Part of what that caller no doubt sensed was my lack of confidence. On the one hand, I had no doubt I could help her during labor. On the other, I felt like a poseur calling myself a doula when all I had as credentials were my own birth experiences and my DONA birth-doula training certificate.
Some 20 births later I won't pretend to be a veteran of the birth scene. Indeed, I continue to experience firsts. This year I witnessed my first Cesarean delivery and had my first client with prodromal labor (and another Cesearean delivery). I had my first client with breast feeding problems that stumped a lactation consultant and two doctors. I had my first humbling experience getting sent home from the hospital with a client who wasn't "enough" in labor to be admitted.

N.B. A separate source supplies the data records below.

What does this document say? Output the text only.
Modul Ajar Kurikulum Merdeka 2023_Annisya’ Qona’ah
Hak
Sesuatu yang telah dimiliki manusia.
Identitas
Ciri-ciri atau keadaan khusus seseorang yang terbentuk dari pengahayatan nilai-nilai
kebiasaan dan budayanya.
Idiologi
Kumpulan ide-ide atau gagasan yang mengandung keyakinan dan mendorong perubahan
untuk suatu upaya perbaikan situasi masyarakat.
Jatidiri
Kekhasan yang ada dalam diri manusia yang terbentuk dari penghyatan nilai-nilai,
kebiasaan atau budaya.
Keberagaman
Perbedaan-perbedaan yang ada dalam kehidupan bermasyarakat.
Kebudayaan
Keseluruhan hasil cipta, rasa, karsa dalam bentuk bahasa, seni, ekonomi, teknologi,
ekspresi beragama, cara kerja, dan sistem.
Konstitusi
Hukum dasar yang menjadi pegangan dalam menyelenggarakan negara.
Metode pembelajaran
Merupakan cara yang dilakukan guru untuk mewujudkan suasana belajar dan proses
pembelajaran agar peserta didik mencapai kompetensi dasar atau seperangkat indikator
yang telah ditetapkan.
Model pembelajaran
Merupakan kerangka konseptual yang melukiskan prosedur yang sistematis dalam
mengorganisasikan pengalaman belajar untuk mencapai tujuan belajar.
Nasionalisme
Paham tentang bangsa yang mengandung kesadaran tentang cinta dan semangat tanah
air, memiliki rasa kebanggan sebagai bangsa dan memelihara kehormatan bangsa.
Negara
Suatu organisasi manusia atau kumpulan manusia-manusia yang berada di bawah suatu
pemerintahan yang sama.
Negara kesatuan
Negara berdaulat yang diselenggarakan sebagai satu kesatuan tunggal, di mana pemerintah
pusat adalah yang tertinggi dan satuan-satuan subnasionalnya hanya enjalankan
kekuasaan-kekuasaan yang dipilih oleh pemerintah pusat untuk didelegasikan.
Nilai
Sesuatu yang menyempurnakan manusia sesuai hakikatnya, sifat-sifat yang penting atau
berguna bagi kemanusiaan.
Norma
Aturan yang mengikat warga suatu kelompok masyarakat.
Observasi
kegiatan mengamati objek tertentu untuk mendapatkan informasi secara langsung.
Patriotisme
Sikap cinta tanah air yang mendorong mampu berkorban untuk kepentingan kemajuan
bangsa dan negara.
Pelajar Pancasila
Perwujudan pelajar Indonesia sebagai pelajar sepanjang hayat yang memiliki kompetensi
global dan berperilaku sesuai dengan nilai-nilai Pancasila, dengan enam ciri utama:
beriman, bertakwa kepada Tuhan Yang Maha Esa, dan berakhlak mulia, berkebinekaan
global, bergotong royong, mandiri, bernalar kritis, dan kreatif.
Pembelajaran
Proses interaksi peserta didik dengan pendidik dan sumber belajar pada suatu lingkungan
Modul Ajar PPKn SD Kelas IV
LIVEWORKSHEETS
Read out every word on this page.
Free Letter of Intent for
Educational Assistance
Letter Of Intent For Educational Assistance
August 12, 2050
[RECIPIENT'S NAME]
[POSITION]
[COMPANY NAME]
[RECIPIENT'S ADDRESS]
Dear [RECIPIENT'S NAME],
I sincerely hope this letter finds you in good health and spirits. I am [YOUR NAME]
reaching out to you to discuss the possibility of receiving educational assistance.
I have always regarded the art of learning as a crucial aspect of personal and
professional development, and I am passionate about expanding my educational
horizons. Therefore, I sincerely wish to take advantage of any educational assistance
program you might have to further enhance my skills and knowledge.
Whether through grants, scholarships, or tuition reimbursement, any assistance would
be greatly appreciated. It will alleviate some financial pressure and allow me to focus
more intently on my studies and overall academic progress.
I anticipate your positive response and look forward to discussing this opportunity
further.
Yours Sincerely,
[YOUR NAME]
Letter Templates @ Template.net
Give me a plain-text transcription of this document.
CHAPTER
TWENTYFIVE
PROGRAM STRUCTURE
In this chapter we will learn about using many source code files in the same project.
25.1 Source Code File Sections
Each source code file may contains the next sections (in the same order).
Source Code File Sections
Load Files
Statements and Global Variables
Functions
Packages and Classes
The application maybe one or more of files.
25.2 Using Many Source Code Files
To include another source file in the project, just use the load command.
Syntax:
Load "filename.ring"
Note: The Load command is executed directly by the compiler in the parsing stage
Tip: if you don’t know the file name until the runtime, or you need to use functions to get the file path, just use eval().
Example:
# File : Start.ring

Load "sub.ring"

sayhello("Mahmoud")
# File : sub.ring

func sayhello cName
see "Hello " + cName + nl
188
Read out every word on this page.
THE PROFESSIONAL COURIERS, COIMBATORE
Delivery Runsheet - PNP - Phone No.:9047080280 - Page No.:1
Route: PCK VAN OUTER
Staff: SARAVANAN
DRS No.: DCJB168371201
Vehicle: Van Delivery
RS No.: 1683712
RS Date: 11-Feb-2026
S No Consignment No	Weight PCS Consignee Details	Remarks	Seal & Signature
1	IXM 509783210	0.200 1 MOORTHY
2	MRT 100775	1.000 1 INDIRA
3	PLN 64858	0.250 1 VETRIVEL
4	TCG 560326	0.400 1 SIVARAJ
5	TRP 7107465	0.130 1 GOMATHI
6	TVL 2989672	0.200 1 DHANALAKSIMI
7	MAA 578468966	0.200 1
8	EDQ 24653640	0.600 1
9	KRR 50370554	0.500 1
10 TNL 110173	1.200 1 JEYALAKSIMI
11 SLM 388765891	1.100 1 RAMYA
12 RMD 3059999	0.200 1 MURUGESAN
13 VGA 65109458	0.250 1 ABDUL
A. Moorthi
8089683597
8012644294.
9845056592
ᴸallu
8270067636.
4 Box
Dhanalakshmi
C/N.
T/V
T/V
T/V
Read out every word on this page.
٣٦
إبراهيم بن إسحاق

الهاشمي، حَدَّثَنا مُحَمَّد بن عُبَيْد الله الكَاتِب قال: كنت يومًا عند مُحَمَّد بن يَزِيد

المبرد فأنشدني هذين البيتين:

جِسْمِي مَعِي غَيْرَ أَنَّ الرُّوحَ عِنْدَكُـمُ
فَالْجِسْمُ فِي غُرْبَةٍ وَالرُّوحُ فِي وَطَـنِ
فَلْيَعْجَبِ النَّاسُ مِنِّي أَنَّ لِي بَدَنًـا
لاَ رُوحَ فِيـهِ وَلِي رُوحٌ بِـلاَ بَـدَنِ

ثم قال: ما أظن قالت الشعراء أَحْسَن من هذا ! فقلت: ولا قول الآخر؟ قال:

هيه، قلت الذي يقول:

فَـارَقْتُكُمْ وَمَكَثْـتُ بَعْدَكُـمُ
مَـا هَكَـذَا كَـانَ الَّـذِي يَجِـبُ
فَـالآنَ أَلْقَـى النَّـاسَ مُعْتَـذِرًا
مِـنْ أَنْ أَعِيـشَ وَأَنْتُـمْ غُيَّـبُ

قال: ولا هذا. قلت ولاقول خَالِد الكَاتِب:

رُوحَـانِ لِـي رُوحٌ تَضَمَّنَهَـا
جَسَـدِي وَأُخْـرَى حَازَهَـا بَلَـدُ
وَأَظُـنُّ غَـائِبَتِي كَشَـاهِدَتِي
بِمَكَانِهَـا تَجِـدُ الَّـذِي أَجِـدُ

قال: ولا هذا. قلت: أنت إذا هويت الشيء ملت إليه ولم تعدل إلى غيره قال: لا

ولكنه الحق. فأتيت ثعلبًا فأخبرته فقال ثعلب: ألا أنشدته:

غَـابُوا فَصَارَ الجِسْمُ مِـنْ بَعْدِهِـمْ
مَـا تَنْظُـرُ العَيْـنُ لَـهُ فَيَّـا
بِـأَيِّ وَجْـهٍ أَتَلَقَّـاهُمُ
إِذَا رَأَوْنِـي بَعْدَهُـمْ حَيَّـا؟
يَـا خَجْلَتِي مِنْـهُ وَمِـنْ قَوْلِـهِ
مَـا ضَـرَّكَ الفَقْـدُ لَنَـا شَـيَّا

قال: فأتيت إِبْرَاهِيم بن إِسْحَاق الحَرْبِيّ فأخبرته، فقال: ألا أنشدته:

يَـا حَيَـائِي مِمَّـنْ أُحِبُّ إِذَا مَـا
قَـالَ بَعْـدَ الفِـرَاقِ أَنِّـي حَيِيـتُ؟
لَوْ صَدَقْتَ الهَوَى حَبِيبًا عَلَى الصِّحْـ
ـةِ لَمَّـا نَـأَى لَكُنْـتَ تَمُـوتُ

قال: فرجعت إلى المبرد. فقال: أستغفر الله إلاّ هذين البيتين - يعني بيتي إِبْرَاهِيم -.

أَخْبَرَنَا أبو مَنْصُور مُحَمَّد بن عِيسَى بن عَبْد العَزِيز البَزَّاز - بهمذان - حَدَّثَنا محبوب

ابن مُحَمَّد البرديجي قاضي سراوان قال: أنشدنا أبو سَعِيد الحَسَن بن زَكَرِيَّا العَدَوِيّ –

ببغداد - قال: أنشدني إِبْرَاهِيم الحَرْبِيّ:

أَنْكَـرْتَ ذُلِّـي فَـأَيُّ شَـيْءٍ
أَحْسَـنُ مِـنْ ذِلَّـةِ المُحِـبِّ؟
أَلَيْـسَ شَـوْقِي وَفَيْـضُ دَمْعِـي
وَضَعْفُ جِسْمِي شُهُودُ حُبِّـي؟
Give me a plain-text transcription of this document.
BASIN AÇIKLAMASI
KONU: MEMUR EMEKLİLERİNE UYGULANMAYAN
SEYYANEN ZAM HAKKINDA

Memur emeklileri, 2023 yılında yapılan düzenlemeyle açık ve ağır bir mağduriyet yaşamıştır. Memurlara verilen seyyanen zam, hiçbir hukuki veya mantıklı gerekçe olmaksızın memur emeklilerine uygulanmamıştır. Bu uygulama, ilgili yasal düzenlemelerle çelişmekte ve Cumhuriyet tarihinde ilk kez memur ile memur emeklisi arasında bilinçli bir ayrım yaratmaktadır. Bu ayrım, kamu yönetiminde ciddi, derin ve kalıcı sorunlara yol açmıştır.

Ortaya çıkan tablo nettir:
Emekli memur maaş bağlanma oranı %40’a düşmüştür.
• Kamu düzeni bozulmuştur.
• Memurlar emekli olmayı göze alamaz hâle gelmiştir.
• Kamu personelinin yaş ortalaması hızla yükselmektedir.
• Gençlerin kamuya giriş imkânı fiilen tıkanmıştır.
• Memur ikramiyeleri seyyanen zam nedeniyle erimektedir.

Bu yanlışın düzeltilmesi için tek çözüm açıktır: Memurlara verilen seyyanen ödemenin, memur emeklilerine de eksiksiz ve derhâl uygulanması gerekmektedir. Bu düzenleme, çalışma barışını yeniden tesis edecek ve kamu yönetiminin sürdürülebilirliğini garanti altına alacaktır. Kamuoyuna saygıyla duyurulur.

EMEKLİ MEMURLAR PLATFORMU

Yet now I am quite comfortable in my role as a doula. I no longer worry when there are parts of labor where I'm sitting doing nothing. I have learned there is a time for that. Likewise, I take little offense at doctors who ignore my presence. They usually come around to being quite collegial before the whole thing is through and regardless, so long as they are treating my client with respect, I am content to blend into the hospital wallpaper.
There are many things I still long to experience as a doula, planned home birth high among them. I also have yet to work with my first teen mother, my first VBAC mother, my first mother of twins, my first version, my first vaginal breech delivery. There are other things I fear my first of: my first infant death or birth injury. My first bad client relationship. My first prolaped cord. If you practice long enough, you will see a bit of everything. So these things are eventualities if I continue this work.
Much of the novelty of doula work has worn off, even though I have yet to see all that it encompasses. Still, there comes at time during every birth I am a part of where I stop and realize with some surprise that I am doing what I aspired to do four years ago. I am helping women through birth and am there as in invited guest, accepted as a professional with skills to offer. That really is more than I ever thought possible.